Turing completeness is about separating the expression of a computation from the machinery that carries out the computation. If your expression language can be mapped to the idealized Turing machine, then your expression language can express all computations that can be computed. (That is, it is Turing Complete.) This allows us to reason about the expression of computation outside of the machinery that carries it out - because the machinery will always have limits.
The subtlety is: where do we draw the line between the expression and the machinery?
That is, assuming the question is "is the C preprocessor Turing Complete?" I answer no. Because implied in that question is that the C preprocessor language is the expression language we are interested in, and the C preprocessor is the machinery. The reason why I say that the C preprocessor expression language is not Turing complete is simple: you cannot actually express recursion or unbounded loops. No, the above is not a counter example. Why? Because the simulated loops are bounded, always. If you can't express arbitrary loops or recursion, then you can't compute everything that can be computed.
Note that I stressed express. Yes, an actual C program is clearly limited in how much it can recurse, but the language itself can express unbounded recursion.
And that can make our reasoning a bit more interesting: what if rather than asking the question about the C preprocessor, we instead ask it about the implied functional language that the author defined? This implied functional language is implemented in the macros the author defined. If we assume that his implied functional language is the expression language, and the machinery is both the C preprocessor language and the by-hand macros that CJefferson pointed out, then yes, that implied functional language is turing complete. That is, we could take the semantics behind his top-level macros, and go implement a fully Turing Complete language with those semantics. That's what you are getting at when you consider those macros the same as physical memory. We can do that, but now we're reasoning about the author's implied functional language, not the C preprocessor itself.
Well at the end we see `FOREVER_INDIRECT () ()` which means the algorithm can expand further, so we could just apply more scans:
And we get more `?`. And we didn't have to change the expression of the algorithm just the machinery to evaluate it.
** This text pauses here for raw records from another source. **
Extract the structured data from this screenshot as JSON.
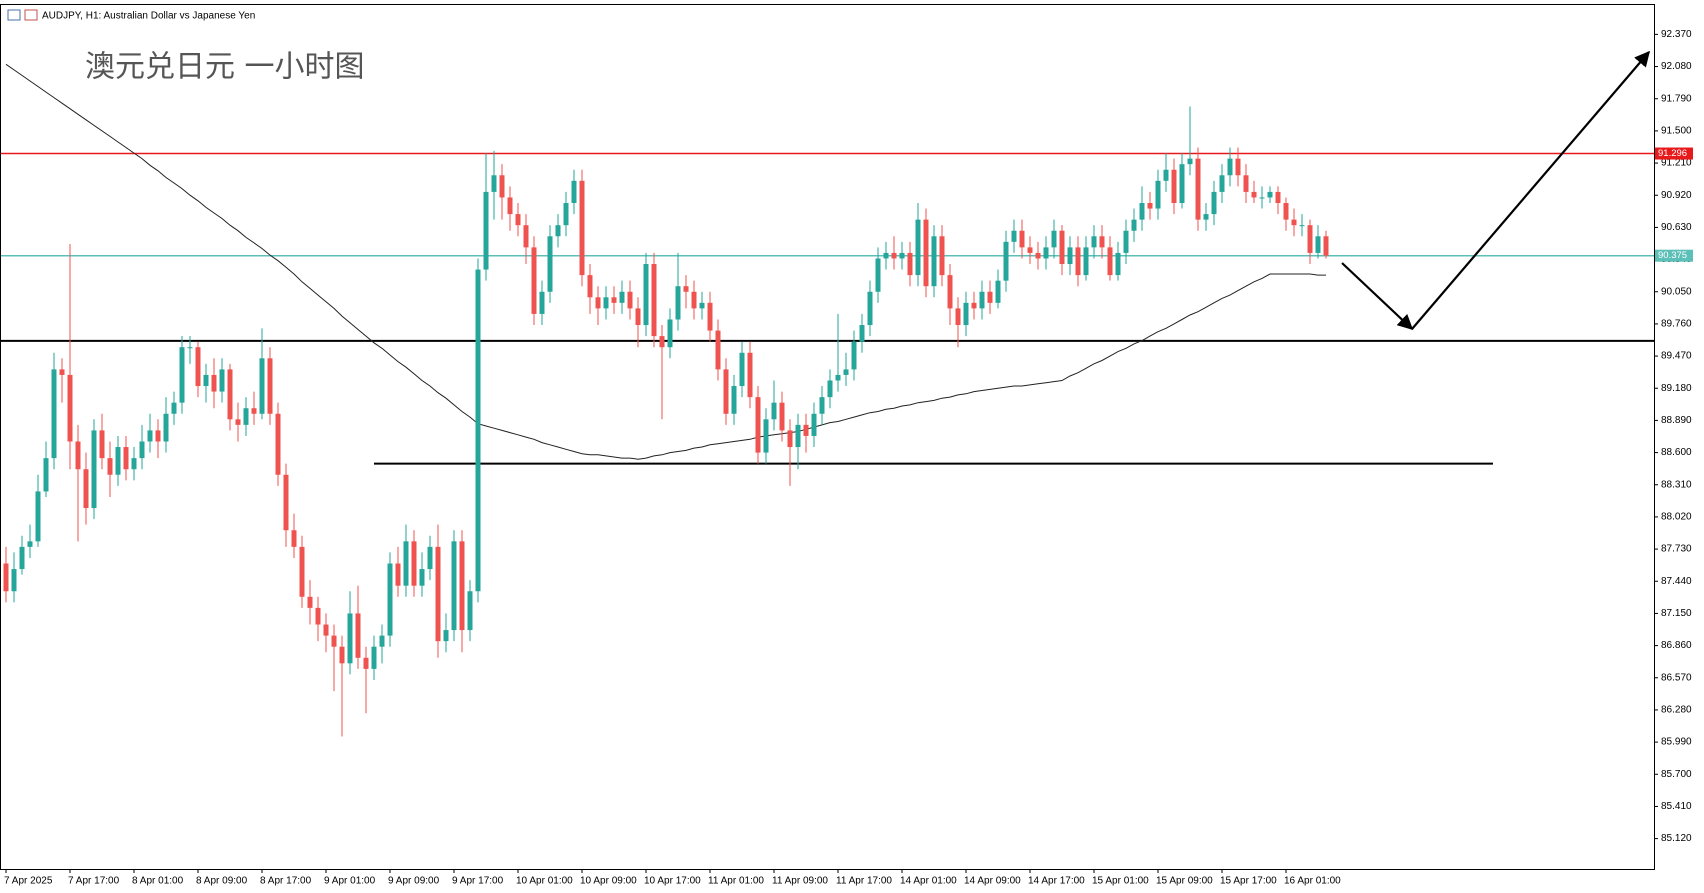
{
  "chart_data": {
    "type": "candlestick",
    "header": "AUDJPY, H1:  Australian Dollar vs Japanese Yen",
    "title": "澳元兑日元 一小时图",
    "up_color": "#26a69a",
    "down_color": "#ef5350",
    "ylim": [
      84.846,
      92.635
    ],
    "yticks": [
      {
        "value": 92.37,
        "label": "92.370"
      },
      {
        "value": 92.08,
        "label": "92.080"
      },
      {
        "value": 91.79,
        "label": "91.790"
      },
      {
        "value": 91.5,
        "label": "91.500"
      },
      {
        "value": 91.21,
        "label": "91.210"
      },
      {
        "value": 90.92,
        "label": "90.920"
      },
      {
        "value": 90.63,
        "label": "90.630"
      },
      {
        "value": 90.34,
        "label": "90.340"
      },
      {
        "value": 90.05,
        "label": "90.050"
      },
      {
        "value": 89.76,
        "label": "89.760"
      },
      {
        "value": 89.47,
        "label": "89.470"
      },
      {
        "value": 89.18,
        "label": "89.180"
      },
      {
        "value": 88.89,
        "label": "88.890"
      },
      {
        "value": 88.6,
        "label": "88.600"
      },
      {
        "value": 88.31,
        "label": "88.310"
      },
      {
        "value": 88.02,
        "label": "88.020"
      },
      {
        "value": 87.73,
        "label": "87.730"
      },
      {
        "value": 87.44,
        "label": "87.440"
      },
      {
        "value": 87.15,
        "label": "87.150"
      },
      {
        "value": 86.86,
        "label": "86.860"
      },
      {
        "value": 86.57,
        "label": "86.570"
      },
      {
        "value": 86.28,
        "label": "86.280"
      },
      {
        "value": 85.99,
        "label": "85.990"
      },
      {
        "value": 85.7,
        "label": "85.700"
      },
      {
        "value": 85.41,
        "label": "85.410"
      },
      {
        "value": 85.12,
        "label": "85.120"
      }
    ],
    "categories": [
      "7 Apr 2025",
      null,
      null,
      null,
      null,
      null,
      null,
      null,
      "7 Apr 17:00",
      null,
      null,
      null,
      null,
      null,
      null,
      null,
      "8 Apr 01:00",
      null,
      null,
      null,
      null,
      null,
      null,
      null,
      "8 Apr 09:00",
      null,
      null,
      null,
      null,
      null,
      null,
      null,
      "8 Apr 17:00",
      null,
      null,
      null,
      null,
      null,
      null,
      null,
      "9 Apr 01:00",
      null,
      null,
      null,
      null,
      null,
      null,
      null,
      "9 Apr 09:00",
      null,
      null,
      null,
      null,
      null,
      null,
      null,
      "9 Apr 17:00",
      null,
      null,
      null,
      null,
      null,
      null,
      null,
      "10 Apr 01:00",
      null,
      null,
      null,
      null,
      null,
      null,
      null,
      "10 Apr 09:00",
      null,
      null,
      null,
      null,
      null,
      null,
      null,
      "10 Apr 17:00",
      null,
      null,
      null,
      null,
      null,
      null,
      null,
      "11 Apr 01:00",
      null,
      null,
      null,
      null,
      null,
      null,
      null,
      "11 Apr 09:00",
      null,
      null,
      null,
      null,
      null,
      null,
      null,
      "11 Apr 17:00",
      null,
      null,
      null,
      null,
      null,
      null,
      null,
      "14 Apr 01:00",
      null,
      null,
      null,
      null,
      null,
      null,
      null,
      "14 Apr 09:00",
      null,
      null,
      null,
      null,
      null,
      null,
      null,
      "14 Apr 17:00",
      null,
      null,
      null,
      null,
      null,
      null,
      null,
      "15 Apr 01:00",
      null,
      null,
      null,
      null,
      null,
      null,
      null,
      "15 Apr 09:00",
      null,
      null,
      null,
      null,
      null,
      null,
      null,
      "15 Apr 17:00",
      null,
      null,
      null,
      null,
      null,
      null,
      null,
      "16 Apr 01:00",
      null,
      null,
      null,
      null,
      null
    ],
    "ohlc": [
      [
        87.6,
        87.75,
        87.25,
        87.35
      ],
      [
        87.35,
        87.7,
        87.25,
        87.55
      ],
      [
        87.55,
        87.85,
        87.5,
        87.75
      ],
      [
        87.75,
        87.95,
        87.65,
        87.8
      ],
      [
        87.8,
        88.4,
        87.75,
        88.25
      ],
      [
        88.25,
        88.7,
        88.2,
        88.55
      ],
      [
        88.55,
        89.5,
        88.45,
        89.35
      ],
      [
        89.35,
        89.45,
        89.05,
        89.3
      ],
      [
        89.3,
        90.48,
        88.45,
        88.7
      ],
      [
        88.7,
        88.85,
        87.8,
        88.45
      ],
      [
        88.45,
        88.6,
        87.95,
        88.1
      ],
      [
        88.1,
        88.9,
        88.0,
        88.8
      ],
      [
        88.8,
        88.95,
        88.45,
        88.55
      ],
      [
        88.55,
        88.7,
        88.2,
        88.4
      ],
      [
        88.4,
        88.75,
        88.3,
        88.65
      ],
      [
        88.65,
        88.75,
        88.35,
        88.45
      ],
      [
        88.45,
        88.65,
        88.35,
        88.55
      ],
      [
        88.55,
        88.85,
        88.45,
        88.7
      ],
      [
        88.7,
        88.95,
        88.6,
        88.8
      ],
      [
        88.8,
        88.9,
        88.55,
        88.7
      ],
      [
        88.7,
        89.1,
        88.6,
        88.95
      ],
      [
        88.95,
        89.15,
        88.85,
        89.05
      ],
      [
        89.05,
        89.65,
        88.95,
        89.55
      ],
      [
        89.55,
        89.65,
        89.4,
        89.55
      ],
      [
        89.55,
        89.6,
        89.1,
        89.2
      ],
      [
        89.2,
        89.4,
        89.05,
        89.3
      ],
      [
        89.3,
        89.45,
        89.0,
        89.15
      ],
      [
        89.15,
        89.45,
        89.05,
        89.35
      ],
      [
        89.35,
        89.4,
        88.8,
        88.9
      ],
      [
        88.9,
        89.05,
        88.7,
        88.85
      ],
      [
        88.85,
        89.1,
        88.75,
        89.0
      ],
      [
        89.0,
        89.15,
        88.85,
        88.95
      ],
      [
        88.95,
        89.72,
        88.9,
        89.45
      ],
      [
        89.45,
        89.55,
        88.85,
        88.95
      ],
      [
        88.95,
        89.05,
        88.3,
        88.4
      ],
      [
        88.4,
        88.5,
        87.75,
        87.9
      ],
      [
        87.9,
        88.05,
        87.65,
        87.75
      ],
      [
        87.75,
        87.85,
        87.2,
        87.3
      ],
      [
        87.3,
        87.45,
        87.05,
        87.2
      ],
      [
        87.2,
        87.3,
        86.9,
        87.05
      ],
      [
        87.05,
        87.15,
        86.8,
        86.95
      ],
      [
        86.95,
        87.05,
        86.45,
        86.85
      ],
      [
        86.85,
        86.95,
        86.04,
        86.7
      ],
      [
        86.7,
        87.35,
        86.6,
        87.15
      ],
      [
        87.15,
        87.4,
        86.65,
        86.75
      ],
      [
        86.75,
        86.85,
        86.25,
        86.65
      ],
      [
        86.65,
        86.95,
        86.55,
        86.85
      ],
      [
        86.85,
        87.05,
        86.7,
        86.95
      ],
      [
        86.95,
        87.7,
        86.85,
        87.6
      ],
      [
        87.6,
        87.75,
        87.3,
        87.4
      ],
      [
        87.4,
        87.95,
        87.3,
        87.8
      ],
      [
        87.8,
        87.9,
        87.3,
        87.4
      ],
      [
        87.4,
        87.7,
        87.3,
        87.55
      ],
      [
        87.55,
        87.85,
        87.45,
        87.75
      ],
      [
        87.75,
        87.95,
        86.75,
        86.9
      ],
      [
        86.9,
        87.15,
        86.8,
        87.0
      ],
      [
        87.0,
        87.9,
        86.9,
        87.8
      ],
      [
        87.8,
        87.9,
        86.8,
        87.0
      ],
      [
        87.0,
        87.45,
        86.9,
        87.35
      ],
      [
        87.35,
        90.35,
        87.25,
        90.25
      ],
      [
        90.25,
        91.3,
        90.15,
        90.95
      ],
      [
        90.95,
        91.32,
        90.7,
        91.1
      ],
      [
        91.1,
        91.2,
        90.7,
        90.9
      ],
      [
        90.9,
        91.0,
        90.6,
        90.75
      ],
      [
        90.75,
        90.85,
        90.55,
        90.65
      ],
      [
        90.65,
        90.75,
        90.3,
        90.45
      ],
      [
        90.45,
        90.55,
        89.75,
        89.85
      ],
      [
        89.85,
        90.15,
        89.75,
        90.05
      ],
      [
        90.05,
        90.65,
        89.95,
        90.55
      ],
      [
        90.55,
        90.75,
        90.45,
        90.65
      ],
      [
        90.65,
        90.95,
        90.55,
        90.85
      ],
      [
        90.85,
        91.15,
        90.75,
        91.05
      ],
      [
        91.05,
        91.15,
        90.1,
        90.2
      ],
      [
        90.2,
        90.3,
        89.85,
        90.0
      ],
      [
        90.0,
        90.1,
        89.75,
        89.9
      ],
      [
        89.9,
        90.1,
        89.8,
        90.0
      ],
      [
        90.0,
        90.1,
        89.85,
        89.95
      ],
      [
        89.95,
        90.15,
        89.85,
        90.05
      ],
      [
        90.05,
        90.15,
        89.8,
        89.9
      ],
      [
        89.9,
        90.0,
        89.55,
        89.75
      ],
      [
        89.75,
        90.4,
        89.65,
        90.3
      ],
      [
        90.3,
        90.4,
        89.55,
        89.65
      ],
      [
        89.65,
        89.75,
        88.9,
        89.55
      ],
      [
        89.55,
        89.9,
        89.45,
        89.8
      ],
      [
        89.8,
        90.4,
        89.7,
        90.1
      ],
      [
        90.1,
        90.2,
        89.9,
        90.05
      ],
      [
        90.05,
        90.15,
        89.8,
        89.9
      ],
      [
        89.9,
        90.05,
        89.8,
        89.95
      ],
      [
        89.95,
        90.05,
        89.6,
        89.7
      ],
      [
        89.7,
        89.8,
        89.25,
        89.35
      ],
      [
        89.35,
        89.45,
        88.85,
        88.95
      ],
      [
        88.95,
        89.3,
        88.85,
        89.2
      ],
      [
        89.2,
        89.6,
        89.1,
        89.5
      ],
      [
        89.5,
        89.6,
        89.0,
        89.1
      ],
      [
        89.1,
        89.2,
        88.5,
        88.6
      ],
      [
        88.6,
        89.0,
        88.5,
        88.9
      ],
      [
        88.9,
        89.25,
        88.8,
        89.05
      ],
      [
        89.05,
        89.15,
        88.7,
        88.8
      ],
      [
        88.8,
        88.9,
        88.3,
        88.65
      ],
      [
        88.65,
        88.95,
        88.45,
        88.85
      ],
      [
        88.85,
        88.95,
        88.6,
        88.75
      ],
      [
        88.75,
        89.05,
        88.65,
        88.95
      ],
      [
        88.95,
        89.2,
        88.85,
        89.1
      ],
      [
        89.1,
        89.35,
        89.0,
        89.25
      ],
      [
        89.25,
        89.85,
        89.15,
        89.3
      ],
      [
        89.3,
        89.5,
        89.2,
        89.35
      ],
      [
        89.35,
        89.7,
        89.25,
        89.6
      ],
      [
        89.6,
        89.85,
        89.5,
        89.75
      ],
      [
        89.75,
        90.15,
        89.65,
        90.05
      ],
      [
        90.05,
        90.45,
        89.95,
        90.35
      ],
      [
        90.35,
        90.5,
        90.25,
        90.4
      ],
      [
        90.4,
        90.55,
        90.25,
        90.35
      ],
      [
        90.35,
        90.5,
        90.25,
        90.4
      ],
      [
        90.4,
        90.5,
        90.1,
        90.2
      ],
      [
        90.2,
        90.85,
        90.1,
        90.7
      ],
      [
        90.7,
        90.8,
        90.0,
        90.1
      ],
      [
        90.1,
        90.65,
        90.0,
        90.55
      ],
      [
        90.55,
        90.65,
        90.1,
        90.2
      ],
      [
        90.2,
        90.3,
        89.75,
        89.9
      ],
      [
        89.9,
        90.0,
        89.55,
        89.75
      ],
      [
        89.75,
        90.05,
        89.65,
        89.95
      ],
      [
        89.95,
        90.05,
        89.8,
        89.9
      ],
      [
        89.9,
        90.15,
        89.8,
        90.05
      ],
      [
        90.05,
        90.15,
        89.85,
        89.95
      ],
      [
        89.95,
        90.25,
        89.9,
        90.15
      ],
      [
        90.15,
        90.6,
        90.05,
        90.5
      ],
      [
        90.5,
        90.7,
        90.4,
        90.6
      ],
      [
        90.6,
        90.7,
        90.35,
        90.45
      ],
      [
        90.45,
        90.55,
        90.3,
        90.4
      ],
      [
        90.4,
        90.5,
        90.25,
        90.35
      ],
      [
        90.35,
        90.55,
        90.25,
        90.45
      ],
      [
        90.45,
        90.7,
        90.35,
        90.6
      ],
      [
        90.6,
        90.65,
        90.2,
        90.3
      ],
      [
        90.3,
        90.55,
        90.2,
        90.45
      ],
      [
        90.45,
        90.55,
        90.1,
        90.2
      ],
      [
        90.2,
        90.55,
        90.15,
        90.45
      ],
      [
        90.45,
        90.65,
        90.35,
        90.55
      ],
      [
        90.55,
        90.65,
        90.35,
        90.45
      ],
      [
        90.45,
        90.55,
        90.15,
        90.2
      ],
      [
        90.2,
        90.5,
        90.15,
        90.4
      ],
      [
        90.4,
        90.7,
        90.3,
        90.6
      ],
      [
        90.6,
        90.8,
        90.5,
        90.7
      ],
      [
        90.7,
        91.0,
        90.6,
        90.85
      ],
      [
        90.85,
        90.95,
        90.7,
        90.8
      ],
      [
        90.8,
        91.15,
        90.7,
        91.05
      ],
      [
        91.05,
        91.3,
        90.95,
        91.15
      ],
      [
        91.15,
        91.25,
        90.75,
        90.85
      ],
      [
        90.85,
        91.3,
        90.8,
        91.2
      ],
      [
        91.2,
        91.72,
        91.1,
        91.25
      ],
      [
        91.25,
        91.35,
        90.6,
        90.7
      ],
      [
        90.7,
        90.85,
        90.6,
        90.75
      ],
      [
        90.75,
        91.05,
        90.65,
        90.95
      ],
      [
        90.95,
        91.2,
        90.85,
        91.1
      ],
      [
        91.1,
        91.35,
        91.0,
        91.25
      ],
      [
        91.25,
        91.35,
        91.0,
        91.1
      ],
      [
        91.1,
        91.2,
        90.85,
        90.95
      ],
      [
        90.95,
        91.05,
        90.85,
        90.9
      ],
      [
        90.9,
        91.0,
        90.8,
        90.9
      ],
      [
        90.9,
        91.0,
        90.85,
        90.95
      ],
      [
        90.95,
        91.0,
        90.75,
        90.85
      ],
      [
        90.85,
        90.9,
        90.6,
        90.7
      ],
      [
        90.7,
        90.8,
        90.55,
        90.65
      ],
      [
        90.65,
        90.75,
        90.55,
        90.65
      ],
      [
        90.65,
        90.7,
        90.3,
        90.4
      ],
      [
        90.4,
        90.65,
        90.35,
        90.55
      ],
      [
        90.55,
        90.6,
        90.35,
        90.375
      ]
    ],
    "ma": {
      "color": "#222222",
      "values": [
        92.1,
        92.05,
        92.0,
        91.95,
        91.9,
        91.85,
        91.8,
        91.75,
        91.7,
        91.65,
        91.6,
        91.55,
        91.5,
        91.45,
        91.4,
        91.35,
        91.3,
        91.25,
        91.19,
        91.14,
        91.08,
        91.03,
        90.98,
        90.92,
        90.87,
        90.81,
        90.76,
        90.71,
        90.65,
        90.6,
        90.54,
        90.49,
        90.44,
        90.38,
        90.33,
        90.27,
        90.21,
        90.14,
        90.08,
        90.02,
        89.96,
        89.9,
        89.83,
        89.77,
        89.71,
        89.65,
        89.59,
        89.54,
        89.48,
        89.42,
        89.37,
        89.31,
        89.25,
        89.2,
        89.14,
        89.09,
        89.03,
        88.97,
        88.92,
        88.86,
        88.84,
        88.82,
        88.8,
        88.78,
        88.76,
        88.74,
        88.72,
        88.69,
        88.67,
        88.65,
        88.63,
        88.61,
        88.59,
        88.58,
        88.58,
        88.57,
        88.56,
        88.55,
        88.55,
        88.54,
        88.55,
        88.57,
        88.58,
        88.6,
        88.61,
        88.62,
        88.64,
        88.65,
        88.67,
        88.68,
        88.69,
        88.7,
        88.71,
        88.72,
        88.74,
        88.75,
        88.76,
        88.77,
        88.78,
        88.79,
        88.81,
        88.83,
        88.85,
        88.87,
        88.88,
        88.9,
        88.92,
        88.94,
        88.96,
        88.97,
        88.99,
        89.0,
        89.02,
        89.03,
        89.05,
        89.06,
        89.07,
        89.09,
        89.1,
        89.12,
        89.13,
        89.15,
        89.16,
        89.17,
        89.18,
        89.19,
        89.2,
        89.2,
        89.21,
        89.22,
        89.23,
        89.24,
        89.25,
        89.29,
        89.32,
        89.36,
        89.4,
        89.43,
        89.47,
        89.51,
        89.54,
        89.58,
        89.61,
        89.65,
        89.69,
        89.72,
        89.76,
        89.8,
        89.84,
        89.87,
        89.91,
        89.95,
        89.99,
        90.02,
        90.06,
        90.1,
        90.14,
        90.17,
        90.21,
        90.21,
        90.21,
        90.21,
        90.21,
        90.21,
        90.2,
        90.2
      ]
    },
    "levels": [
      {
        "value": 91.296,
        "color": "#e8191b",
        "tag": true
      },
      {
        "value": 90.375,
        "color": "#5cbfb8",
        "tag": true
      },
      {
        "value": 89.607,
        "color": "#000000",
        "tag": false
      },
      {
        "value": 88.5,
        "color": "#000000",
        "tag": false,
        "segment": true
      }
    ]
  }
}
This is why I say the C preprocessor can act as Turing-complete, because the expression and machinery, while separate, is both in the language itself. This is different than BlooP, which the only possible way to express Turing completeness is through an external source(such as an input file).
Of course, for all practical purposes, the C preprocessor is near Turing-complete enough. The whole goal of the preprocessor is to output a file, we don't need it run indefinitely. We can express almost any useful algorithm, and if it reaches the recursion limit, we just simply apply more scans.
This is why I say the C preprocessor can act as Turing-complete, because the expression and machinery, while separate, is both in the language itself.
Unfortunately, "can act as Turing-complete" is not a well defined concept. It is clearly not the same thing, and the distinction is important. Consider, as pointed out elsewhere in this thread, that we can always solve the halting problem for a C preprocessor program. We're in danger of violent agreement, though: I think we agree on the main points, just perhaps not on their relevance.
Using this distinction between language and machine, how peculiar that a Turing Complete thing can be expressed using a language which is not Turing Complete itself.
Ah, but that's the rub: we can't, and we didn't. You are imparting semantics on your macros that the C preprocessor has not. That is, the semantics that you imagine the macros to have are solely in your mind. They are not implied by the semantics of the C preprocessor.